Department of Agricultural Biotechnology and Center for Agricultural Biomaterials, ‡WCU Biomodulation Major, Department of Agricultural Biotechnology and Center for Food and Bioconvergence, Seoul National University , Seoul 151-921, Republic of Korea.
J Agric Food Chem. 2014 May 14;62(19):4306-12. doi: 10.1021/jf405088f. Epub 2014 May 5.
In the present study, we aimed to investigate the antiobesity effect of CAPE in vivo, and the mechanism by which CAPE regulates body weight in vitro. To confirm the antiobesity effect of CAPE in vivo, mice were fed with a high fat diet (HFD) with different concentrations of CAPE for 5 weeks.

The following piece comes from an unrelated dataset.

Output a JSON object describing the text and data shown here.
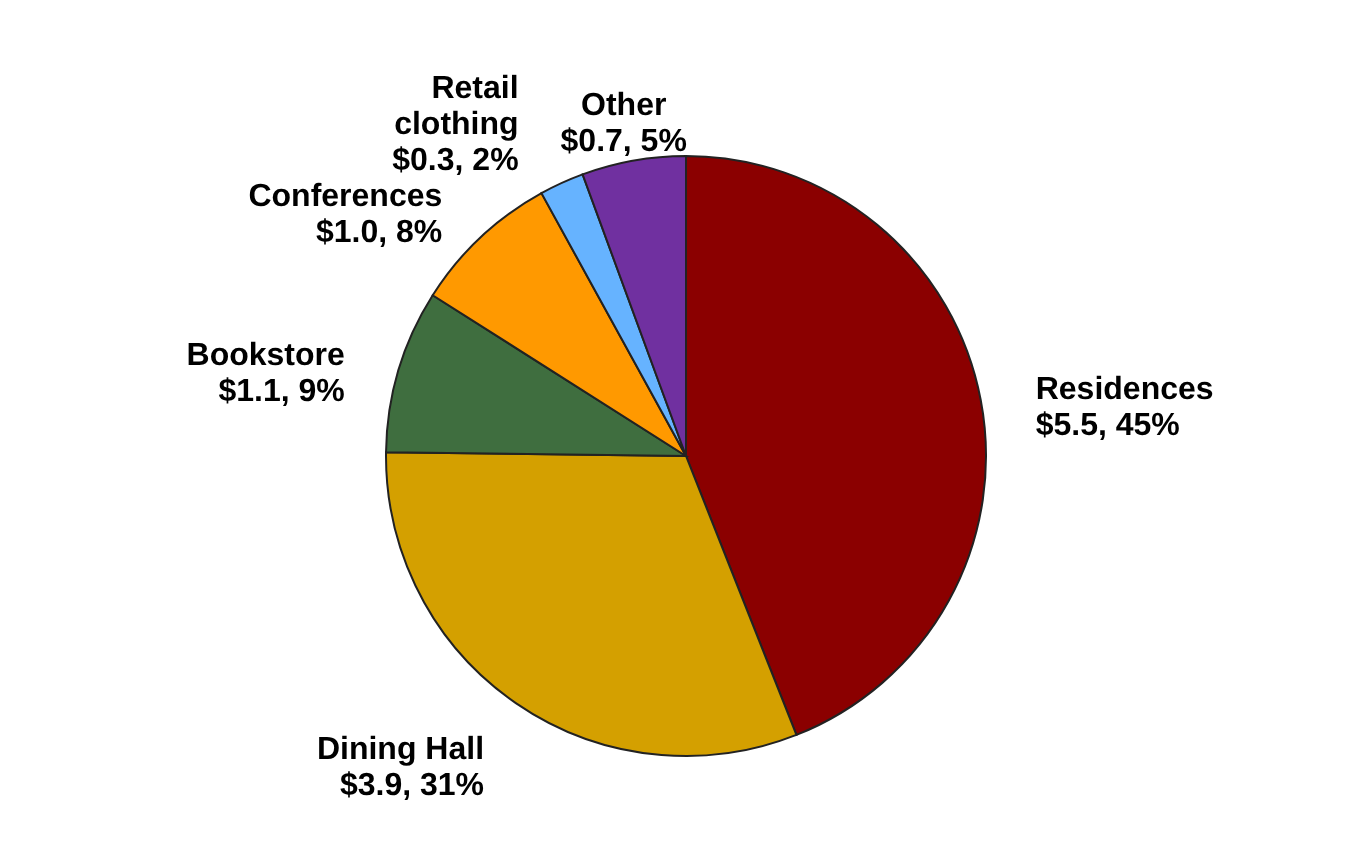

CAPE significantly reduced body weight gain and epididymal fat mass in obese mice fed a HFD. In accordance with in vivo results, Oil red O staining results showed that CAPE significantly suppressed MDI-induced adipogenesis of 3T3-L1 preadipocytes. FACS analysis results showed that CAPE delayed MDI-stimulated cell cycle progression, thereby contributing to inhibit mitotic clonal expansion (MCE), which is a prerequisite step for adipogenesis. Also, CAPE regulated the expression of cyclin D1 and the phosphorylation of ERK and Akt, which are upstream of cyclin D1. These results suggest that CAPE exerts an antiobesity effect in vivo, presumably through inhibiting adipogenesis at an early stage of adipogenesis.
在本研究中,我们旨在研究 CAPE 的体内抗肥胖作用,以及 CAPE 体外调节体重的机制。为了证实 CAPE 的体内抗肥胖作用,我们用不同浓度的 CAPE 喂养高脂饮食(HFD)的小鼠 5 周。CAPE 显著减少了肥胖小鼠的体重增加和附睾脂肪量。与体内结果一致,油红 O 染色结果表明,CAPE 显著抑制了 MDI 诱导的 3T3-L1 前脂肪细胞的脂肪生成。FACS 分析结果表明,CAPE 延迟了 MDI 刺激的细胞周期进程,从而有助于抑制有丝分裂克隆扩增(MCE),这是脂肪生成的前提步骤。此外,CAPE 调节 cyclin D1 的表达以及 cyclin D1 上游的 ERK 和 Akt 的磷酸化。这些结果表明,CAPE 体内发挥抗肥胖作用,可能是通过在脂肪生成的早期阶段抑制脂肪生成。